The Frankenstein Origin Story
B. Seeds Co. basically duct-taped three legends together: HTC Deep Chunk’s chocolate Afghan soul, Skunk #1’s loud-mouth terps, then rammed the hybrid BACK into Deep Chunk like a genetic boomerang. The result? 75% Deep Chunk, 25% Skunk—think of it as a squat Afghan grandpa wearing a punk-rock leather jacket.
Effects: From Zero to Nope
THC clocks in at 15-25%, which is stoner math for "one bowl too many and you’ll be alphabetizing your sock drawer at 2 a.m." The high starts with a polite head-nod, then drops a weighted blanket on your frontal lobe. Couch? Conquered. Snacks? Obliterated. Ambitions? Rescheduled for never.
Flavor & Aroma: Vintage Dank, No Bathing Required
Open the jar and get smacked by skunky sulfur notes that smell like roadkill wearing patchouli. Underneath, there’s dark chocolate, wet earth, and that classic Afghani hash funk—basically Willy Wonka’s factory after a gas leak. Smoke is thick and mouth-coating; your tongue will file a restraining order.

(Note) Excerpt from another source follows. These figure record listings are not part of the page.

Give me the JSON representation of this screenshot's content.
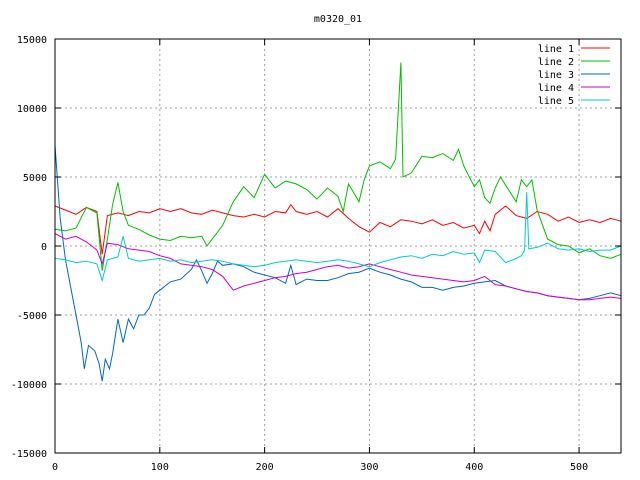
{
  "chart_data": {
    "type": "line",
    "title": "m0320_01",
    "xlabel": "",
    "ylabel": "",
    "xlim": [
      0,
      540
    ],
    "ylim": [
      -15000,
      15000
    ],
    "xticks": [
      0,
      100,
      200,
      300,
      400,
      500
    ],
    "yticks": [
      -15000,
      -10000,
      -5000,
      0,
      5000,
      10000,
      15000
    ],
    "grid": true,
    "legend_position": "top-right",
    "series": [
      {
        "name": "line 1",
        "color": "#ff0000",
        "points": [
          [
            0,
            2900
          ],
          [
            10,
            2600
          ],
          [
            20,
            2300
          ],
          [
            30,
            2800
          ],
          [
            40,
            2500
          ],
          [
            45,
            -600
          ],
          [
            50,
            2200
          ],
          [
            60,
            2400
          ],
          [
            70,
            2200
          ],
          [
            80,
            2500
          ],
          [
            90,
            2400
          ],
          [
            100,
            2700
          ],
          [
            110,
            2500
          ],
          [
            120,
            2700
          ],
          [
            130,
            2400
          ],
          [
            140,
            2300
          ],
          [
            150,
            2600
          ],
          [
            160,
            2400
          ],
          [
            170,
            2200
          ],
          [
            180,
            2100
          ],
          [
            190,
            2300
          ],
          [
            200,
            2100
          ],
          [
            210,
            2500
          ],
          [
            220,
            2400
          ],
          [
            225,
            3000
          ],
          [
            230,
            2500
          ],
          [
            240,
            2300
          ],
          [
            250,
            2500
          ],
          [
            260,
            2100
          ],
          [
            270,
            2700
          ],
          [
            280,
            2000
          ],
          [
            290,
            1400
          ],
          [
            300,
            1000
          ],
          [
            310,
            1700
          ],
          [
            320,
            1400
          ],
          [
            330,
            1900
          ],
          [
            340,
            1800
          ],
          [
            350,
            1600
          ],
          [
            360,
            1900
          ],
          [
            370,
            1500
          ],
          [
            380,
            1700
          ],
          [
            390,
            1300
          ],
          [
            400,
            1500
          ],
          [
            405,
            900
          ],
          [
            410,
            1800
          ],
          [
            415,
            1100
          ],
          [
            420,
            2300
          ],
          [
            430,
            2900
          ],
          [
            440,
            2200
          ],
          [
            450,
            2000
          ],
          [
            460,
            2500
          ],
          [
            470,
            2300
          ],
          [
            480,
            1800
          ],
          [
            490,
            2100
          ],
          [
            500,
            1700
          ],
          [
            510,
            1900
          ],
          [
            520,
            1700
          ],
          [
            530,
            2000
          ],
          [
            540,
            1800
          ]
        ]
      },
      {
        "name": "line 2",
        "color": "#00c000",
        "points": [
          [
            0,
            1200
          ],
          [
            10,
            1100
          ],
          [
            20,
            1300
          ],
          [
            30,
            2800
          ],
          [
            40,
            2400
          ],
          [
            45,
            -1800
          ],
          [
            50,
            500
          ],
          [
            55,
            3000
          ],
          [
            60,
            4600
          ],
          [
            65,
            2500
          ],
          [
            70,
            1500
          ],
          [
            80,
            1200
          ],
          [
            90,
            800
          ],
          [
            100,
            500
          ],
          [
            110,
            400
          ],
          [
            120,
            700
          ],
          [
            130,
            600
          ],
          [
            140,
            700
          ],
          [
            145,
            0
          ],
          [
            150,
            500
          ],
          [
            160,
            1500
          ],
          [
            170,
            3200
          ],
          [
            180,
            4300
          ],
          [
            190,
            3500
          ],
          [
            200,
            5200
          ],
          [
            210,
            4200
          ],
          [
            220,
            4700
          ],
          [
            230,
            4500
          ],
          [
            240,
            4100
          ],
          [
            250,
            3400
          ],
          [
            260,
            4200
          ],
          [
            270,
            3600
          ],
          [
            275,
            2500
          ],
          [
            280,
            4500
          ],
          [
            290,
            3200
          ],
          [
            295,
            4800
          ],
          [
            300,
            5800
          ],
          [
            310,
            6100
          ],
          [
            320,
            5600
          ],
          [
            325,
            6300
          ],
          [
            330,
            13300
          ],
          [
            332,
            5000
          ],
          [
            340,
            5300
          ],
          [
            350,
            6500
          ],
          [
            360,
            6400
          ],
          [
            370,
            6700
          ],
          [
            380,
            6200
          ],
          [
            385,
            7000
          ],
          [
            390,
            5800
          ],
          [
            400,
            4300
          ],
          [
            405,
            4800
          ],
          [
            410,
            3500
          ],
          [
            415,
            3100
          ],
          [
            420,
            4200
          ],
          [
            425,
            5000
          ],
          [
            430,
            4400
          ],
          [
            440,
            3200
          ],
          [
            445,
            4800
          ],
          [
            450,
            4300
          ],
          [
            455,
            4800
          ],
          [
            460,
            2600
          ],
          [
            470,
            500
          ],
          [
            480,
            100
          ],
          [
            490,
            0
          ],
          [
            500,
            -500
          ],
          [
            510,
            -200
          ],
          [
            520,
            -700
          ],
          [
            530,
            -900
          ],
          [
            540,
            -600
          ]
        ]
      },
      {
        "name": "line 3",
        "color": "#0066cc",
        "points": [
          [
            0,
            7300
          ],
          [
            5,
            2000
          ],
          [
            10,
            -1000
          ],
          [
            15,
            -3000
          ],
          [
            20,
            -5000
          ],
          [
            25,
            -7000
          ],
          [
            28,
            -8900
          ],
          [
            32,
            -7200
          ],
          [
            38,
            -7600
          ],
          [
            42,
            -8500
          ],
          [
            45,
            -9800
          ],
          [
            48,
            -8200
          ],
          [
            52,
            -8900
          ],
          [
            55,
            -7800
          ],
          [
            60,
            -5300
          ],
          [
            65,
            -7000
          ],
          [
            70,
            -5300
          ],
          [
            75,
            -6000
          ],
          [
            80,
            -5000
          ],
          [
            85,
            -5000
          ],
          [
            90,
            -4500
          ],
          [
            95,
            -3500
          ],
          [
            100,
            -3200
          ],
          [
            110,
            -2600
          ],
          [
            120,
            -2400
          ],
          [
            130,
            -1700
          ],
          [
            135,
            -1000
          ],
          [
            140,
            -1800
          ],
          [
            145,
            -2700
          ],
          [
            150,
            -2000
          ],
          [
            155,
            -1100
          ],
          [
            160,
            -1400
          ],
          [
            170,
            -1300
          ],
          [
            180,
            -1500
          ],
          [
            190,
            -1900
          ],
          [
            200,
            -2100
          ],
          [
            210,
            -2300
          ],
          [
            220,
            -2700
          ],
          [
            225,
            -1400
          ],
          [
            230,
            -2800
          ],
          [
            240,
            -2400
          ],
          [
            250,
            -2500
          ],
          [
            260,
            -2500
          ],
          [
            270,
            -2300
          ],
          [
            280,
            -2000
          ],
          [
            290,
            -1900
          ],
          [
            300,
            -1600
          ],
          [
            310,
            -1900
          ],
          [
            320,
            -2100
          ],
          [
            330,
            -2400
          ],
          [
            340,
            -2600
          ],
          [
            350,
            -3000
          ],
          [
            360,
            -3000
          ],
          [
            370,
            -3200
          ],
          [
            380,
            -3000
          ],
          [
            390,
            -2900
          ],
          [
            400,
            -2700
          ],
          [
            410,
            -2600
          ],
          [
            420,
            -2500
          ],
          [
            430,
            -2900
          ],
          [
            440,
            -3100
          ],
          [
            450,
            -3300
          ],
          [
            460,
            -3400
          ],
          [
            470,
            -3600
          ],
          [
            480,
            -3700
          ],
          [
            490,
            -3800
          ],
          [
            500,
            -3900
          ],
          [
            510,
            -3800
          ],
          [
            520,
            -3600
          ],
          [
            530,
            -3400
          ],
          [
            540,
            -3600
          ]
        ]
      },
      {
        "name": "line 4",
        "color": "#cc00cc",
        "points": [
          [
            0,
            900
          ],
          [
            10,
            500
          ],
          [
            20,
            700
          ],
          [
            30,
            300
          ],
          [
            40,
            -300
          ],
          [
            45,
            -1300
          ],
          [
            50,
            200
          ],
          [
            60,
            100
          ],
          [
            70,
            -200
          ],
          [
            80,
            -300
          ],
          [
            90,
            -400
          ],
          [
            100,
            -700
          ],
          [
            110,
            -900
          ],
          [
            120,
            -1300
          ],
          [
            130,
            -1400
          ],
          [
            140,
            -1500
          ],
          [
            150,
            -1700
          ],
          [
            160,
            -2200
          ],
          [
            170,
            -3200
          ],
          [
            180,
            -2900
          ],
          [
            190,
            -2700
          ],
          [
            200,
            -2500
          ],
          [
            210,
            -2300
          ],
          [
            220,
            -2200
          ],
          [
            230,
            -2000
          ],
          [
            240,
            -1900
          ],
          [
            250,
            -1700
          ],
          [
            260,
            -1500
          ],
          [
            270,
            -1400
          ],
          [
            280,
            -1600
          ],
          [
            290,
            -1500
          ],
          [
            300,
            -1300
          ],
          [
            310,
            -1500
          ],
          [
            320,
            -1700
          ],
          [
            330,
            -1900
          ],
          [
            340,
            -2100
          ],
          [
            350,
            -2200
          ],
          [
            360,
            -2300
          ],
          [
            370,
            -2400
          ],
          [
            380,
            -2500
          ],
          [
            390,
            -2600
          ],
          [
            400,
            -2500
          ],
          [
            410,
            -2200
          ],
          [
            420,
            -2800
          ],
          [
            430,
            -2900
          ],
          [
            440,
            -3100
          ],
          [
            450,
            -3300
          ],
          [
            460,
            -3400
          ],
          [
            470,
            -3600
          ],
          [
            480,
            -3700
          ],
          [
            490,
            -3800
          ],
          [
            500,
            -3900
          ],
          [
            510,
            -3900
          ],
          [
            520,
            -3800
          ],
          [
            530,
            -3700
          ],
          [
            540,
            -3800
          ]
        ]
      },
      {
        "name": "line 5",
        "color": "#00cccc",
        "points": [
          [
            0,
            -900
          ],
          [
            10,
            -1000
          ],
          [
            20,
            -1200
          ],
          [
            30,
            -1100
          ],
          [
            40,
            -1300
          ],
          [
            45,
            -2500
          ],
          [
            50,
            -1000
          ],
          [
            60,
            -800
          ],
          [
            65,
            700
          ],
          [
            70,
            -900
          ],
          [
            80,
            -1100
          ],
          [
            90,
            -1000
          ],
          [
            100,
            -900
          ],
          [
            110,
            -1100
          ],
          [
            120,
            -1000
          ],
          [
            130,
            -1200
          ],
          [
            140,
            -1100
          ],
          [
            150,
            -1000
          ],
          [
            160,
            -1100
          ],
          [
            170,
            -1300
          ],
          [
            180,
            -1400
          ],
          [
            190,
            -1500
          ],
          [
            200,
            -1400
          ],
          [
            210,
            -1200
          ],
          [
            220,
            -1100
          ],
          [
            230,
            -1000
          ],
          [
            240,
            -1100
          ],
          [
            250,
            -1200
          ],
          [
            260,
            -1100
          ],
          [
            270,
            -1000
          ],
          [
            280,
            -1100
          ],
          [
            290,
            -1300
          ],
          [
            300,
            -1500
          ],
          [
            310,
            -1200
          ],
          [
            320,
            -1000
          ],
          [
            330,
            -800
          ],
          [
            340,
            -700
          ],
          [
            350,
            -900
          ],
          [
            360,
            -600
          ],
          [
            370,
            -700
          ],
          [
            380,
            -400
          ],
          [
            390,
            -600
          ],
          [
            400,
            -500
          ],
          [
            405,
            -1200
          ],
          [
            410,
            -300
          ],
          [
            420,
            -400
          ],
          [
            430,
            -1200
          ],
          [
            440,
            -900
          ],
          [
            445,
            -700
          ],
          [
            448,
            -300
          ],
          [
            450,
            3900
          ],
          [
            452,
            -200
          ],
          [
            460,
            -100
          ],
          [
            470,
            200
          ],
          [
            480,
            -200
          ],
          [
            490,
            -300
          ],
          [
            500,
            -200
          ],
          [
            510,
            -400
          ],
          [
            520,
            -300
          ],
          [
            530,
            -300
          ],
          [
            540,
            0
          ]
        ]
      }
    ]
  }
}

Growing: Bonsai Hash Factory
These plants top out at medium-short height, perfect for closets, tents, or paranoid basements. Flowering finishes in 49-60 days—so quick your landlord won’t even notice the smell (just kidding, they totally will). Expect 400-600 g/m² indoors, rock-hard buds, and trichome coverage that looks like the plant lost a glitter fight.
Medical: The Pharmaceutical Couch
With myrcene and caryophyllene doing the heavy lifting, this strain is basically a weighted vest for your endocannabinoid system. Patients report relief from insomnia, chronic pain, and the sudden urge to text their ex at 1 a.m. CBD is under 0.5%, so don’t expect miracles—just a full-body mute button.
Who Should Smoke It
Growers who want maximum resin in minimum time. Stoners who think OG Kush is too chatty. Anyone whose evening plans include pajamas, streaming services, and forgetting what day it is. If you’ve ever said "I’ll just take one hit," this strain will publicly shame you.